Sigma's approach is interesting in that it is trying to offer a full menu of services in a few markets, rather than spreading itself thin in many places. It competes with outfits such as Looking Glass Networks, Sphera Optical Networks Inc., and a handful of incumbent local exchange carriers (ILECs).
Before today, Sigma offered Gigabit Ethernet, Sonet, and protected wavelength connections to carriers. Sigma is now selling two more wavelength services. It will offer unprotected wavelengths -- a lower-end connection that provides 99.5 percent availability -- and redundant-handoff/diversely-routed wavelengths, a more expensive kind of connection that boasts 99.999 percent availability.

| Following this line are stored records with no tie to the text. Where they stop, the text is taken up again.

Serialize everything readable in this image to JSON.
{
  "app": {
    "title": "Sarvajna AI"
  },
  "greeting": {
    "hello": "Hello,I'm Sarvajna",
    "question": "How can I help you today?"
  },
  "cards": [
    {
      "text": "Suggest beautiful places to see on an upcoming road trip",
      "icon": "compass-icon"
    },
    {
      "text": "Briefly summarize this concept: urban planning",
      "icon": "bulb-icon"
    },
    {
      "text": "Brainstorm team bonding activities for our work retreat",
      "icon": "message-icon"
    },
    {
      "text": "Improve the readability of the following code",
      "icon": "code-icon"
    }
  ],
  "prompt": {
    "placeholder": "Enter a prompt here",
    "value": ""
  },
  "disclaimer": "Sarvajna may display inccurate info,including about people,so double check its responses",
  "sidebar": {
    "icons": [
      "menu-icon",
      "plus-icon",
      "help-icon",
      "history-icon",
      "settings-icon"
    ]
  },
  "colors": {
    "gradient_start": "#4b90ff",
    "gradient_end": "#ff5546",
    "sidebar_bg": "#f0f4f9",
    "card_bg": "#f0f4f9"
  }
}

Sigma made a big splash in January as it announced more than $435 million in equity and debt financing and a board of directors that included Loudcloud Inc. cofounder Marc Andreessen, former FCC chairman Reed Hundt, Atmosphere Networks backer Andy Rachleff, and former Concentric Networks (now XO Communications Inc. {Nasdaq: XOXO]) executive John Peters.
Separately, Sigma said it would use lots of Cisco Systems Inc. (Nasdaq: CSCO) gear in its network. It's jamming several wavelengths onto one fiber pair using Cisco's ONS 15216 Metro DWDM box; and it's aggregating DS3 (45 Mbit/s), OC3 (155 Mbit/s), and OC12 (622 Mbit/s) connections using Cisco's ONS 15454 transport box. Sigma uses Ciena Corp.'s (Nasdaq: CIEN) CoreDirector switch in its network as well.
It should come as no surprise that Sigma's network is built mostly with Cisco boxes. At least $260 million of Sigma's funding so far has come from a vendor-financing package from Cisco. Other Cisco-backed carriers include Advanced Radio Telecom Corp. (bankrupt), Pacific Gateway Exchange (bankrupt), ICG Communications Inc. (bankrupt), Rhythms Netconnections (bankrupt), and Viatel Inc. (bankrupt).
Sigma hasn't released any revenue or growth figures, but its customer list includes Broadwing Communications Inc. (NYSE: BRW), Cable and Wireless (NYSE: CWP), and AOL Time Warner Inc. (NYSE: AOL).